I’m a bourbon girl. I even have a T-Shirt that says Bourbon Badass and I wear it as often as I can get away with. My two favorite drinks in this crazy world are the Old Fashioned and the Manhattan, two of mixology’s most iconic cocktails. I’m a big fan of other classic cocktails as well, not only because I like the way they taste but because despite ever-changing drink trends they’ve stood the test of time, and for good reason.
Next time you’re having your pals over for drinks, try swapping out the wine and cosmopolitans for these timeless cocktails. I can’t think of a better way to take book club to the next level!
Considered by many to be the original cocktail, the Old Fashioned has been a bar staple since the early 1800s. It seemed to have lost favor in the late 90s and early 2000s, but the Old Fashioned is definitely making a comeback. In the past five years, I’ve gone from having to teach several bartenders how to make one, to seeing it on nearly every bar and restaurant drink menu. It has had such a resurgence in popularity that in 2015 the city of Louisville, KY named the Old Fashioned as its official cocktail and now celebrates “Old Fashioned Fortnight,” a two-week party in June which encompasses bourbon events, cocktail specials and National Bourbon Day on June 14. Honey, we’re moving!
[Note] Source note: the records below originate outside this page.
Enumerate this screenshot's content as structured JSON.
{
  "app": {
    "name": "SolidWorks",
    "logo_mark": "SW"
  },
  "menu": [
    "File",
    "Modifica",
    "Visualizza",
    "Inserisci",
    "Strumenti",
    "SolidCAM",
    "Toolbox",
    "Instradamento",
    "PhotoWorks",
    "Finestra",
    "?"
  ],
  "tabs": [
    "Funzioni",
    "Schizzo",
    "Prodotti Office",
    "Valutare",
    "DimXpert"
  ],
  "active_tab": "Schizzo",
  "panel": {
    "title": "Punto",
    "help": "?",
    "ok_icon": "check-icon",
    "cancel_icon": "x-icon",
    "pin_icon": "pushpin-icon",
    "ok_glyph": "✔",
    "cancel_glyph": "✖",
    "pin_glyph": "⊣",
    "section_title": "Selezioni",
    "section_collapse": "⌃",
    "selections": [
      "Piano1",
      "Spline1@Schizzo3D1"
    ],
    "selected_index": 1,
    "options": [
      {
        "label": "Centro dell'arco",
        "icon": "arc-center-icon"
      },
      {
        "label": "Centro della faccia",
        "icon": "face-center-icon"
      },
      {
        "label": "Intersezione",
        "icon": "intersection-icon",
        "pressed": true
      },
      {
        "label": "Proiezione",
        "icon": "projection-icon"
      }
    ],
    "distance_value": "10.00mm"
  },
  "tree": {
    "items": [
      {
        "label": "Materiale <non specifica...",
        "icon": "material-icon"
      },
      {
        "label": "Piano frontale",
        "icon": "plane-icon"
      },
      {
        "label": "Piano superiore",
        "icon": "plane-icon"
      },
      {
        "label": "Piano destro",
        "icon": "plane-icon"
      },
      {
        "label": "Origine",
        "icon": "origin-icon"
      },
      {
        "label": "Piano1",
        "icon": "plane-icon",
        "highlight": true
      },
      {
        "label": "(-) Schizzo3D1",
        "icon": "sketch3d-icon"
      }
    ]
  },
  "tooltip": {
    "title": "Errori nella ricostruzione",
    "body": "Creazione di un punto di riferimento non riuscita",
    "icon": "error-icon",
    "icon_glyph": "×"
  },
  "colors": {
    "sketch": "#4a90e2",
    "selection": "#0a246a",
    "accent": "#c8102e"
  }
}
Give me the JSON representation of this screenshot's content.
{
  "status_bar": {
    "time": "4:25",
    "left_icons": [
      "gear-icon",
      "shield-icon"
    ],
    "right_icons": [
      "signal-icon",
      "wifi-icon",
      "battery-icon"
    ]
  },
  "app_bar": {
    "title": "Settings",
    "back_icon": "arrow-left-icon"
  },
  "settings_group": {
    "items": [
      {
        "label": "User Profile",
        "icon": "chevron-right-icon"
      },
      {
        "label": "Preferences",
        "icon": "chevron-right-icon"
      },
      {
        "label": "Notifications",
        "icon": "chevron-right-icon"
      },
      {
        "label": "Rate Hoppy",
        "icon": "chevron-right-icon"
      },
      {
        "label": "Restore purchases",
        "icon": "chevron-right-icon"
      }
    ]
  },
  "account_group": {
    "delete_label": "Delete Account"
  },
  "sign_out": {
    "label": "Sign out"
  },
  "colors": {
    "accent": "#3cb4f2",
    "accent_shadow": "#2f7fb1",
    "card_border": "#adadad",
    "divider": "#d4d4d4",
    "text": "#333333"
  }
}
Reportedly originating in the Manhattan Club in NYC in the early 1870s, this bar standard has seen many variations through the years. Traditional views insist that a Manhattan be made with American rye whiskey, but I don’t like rye, so I make mine with bourbon instead. Both are acceptable, but when ordering at a bar, be sure to specify which alcohol you want them to use.
When is a Martini not a Martini? When it’s garnished with an onion. Then it’s a Gibson. The most popular origin story of this late 1800s drink is that Walter Gibson, a wealthy industrialist, ordered his Martinis with onions because he believed they helped prevent the common cold. If you love the savory taste of the Dirty Martini, give this a whirl.
I hate tomato juice. I mean, I really hate it. It always made me so sad when my friends would order Bloody Mary’s with brunch. They looked so good, and my friends always oohed and aahed over them, but I couldn’t get past the tomato juice. Then one miraculous day at a hotel in Gettysburg, PA, our wonderful saint of a waiter suggested the Bullshot when he heard my grumblings about tomato juice. It was like heaven smiled down on me that day. The Bullshot swaps out tomato juice for beef stock and I couldn’t be happier. During the 1950s and 60s, this robust, savory cocktail had something of a cult following but fell out of favor in the late 70s. Thankfully for me, it’s had a bit of a comeback in recent years. Just when I thought brunch couldn't get any better!
The exact origin of the sidecar is unclear, but it’s thought to have been invented around the end of World War I in either London or Paris. The proportions of this drink are debated as much as its origin. Not knowing the exact story of this 1920s speakeasy staple adds to the fun for me. Every time I’ve ordered one, they are slightly different from the last, but in spirit, all the same. This recipe is the one I use at home.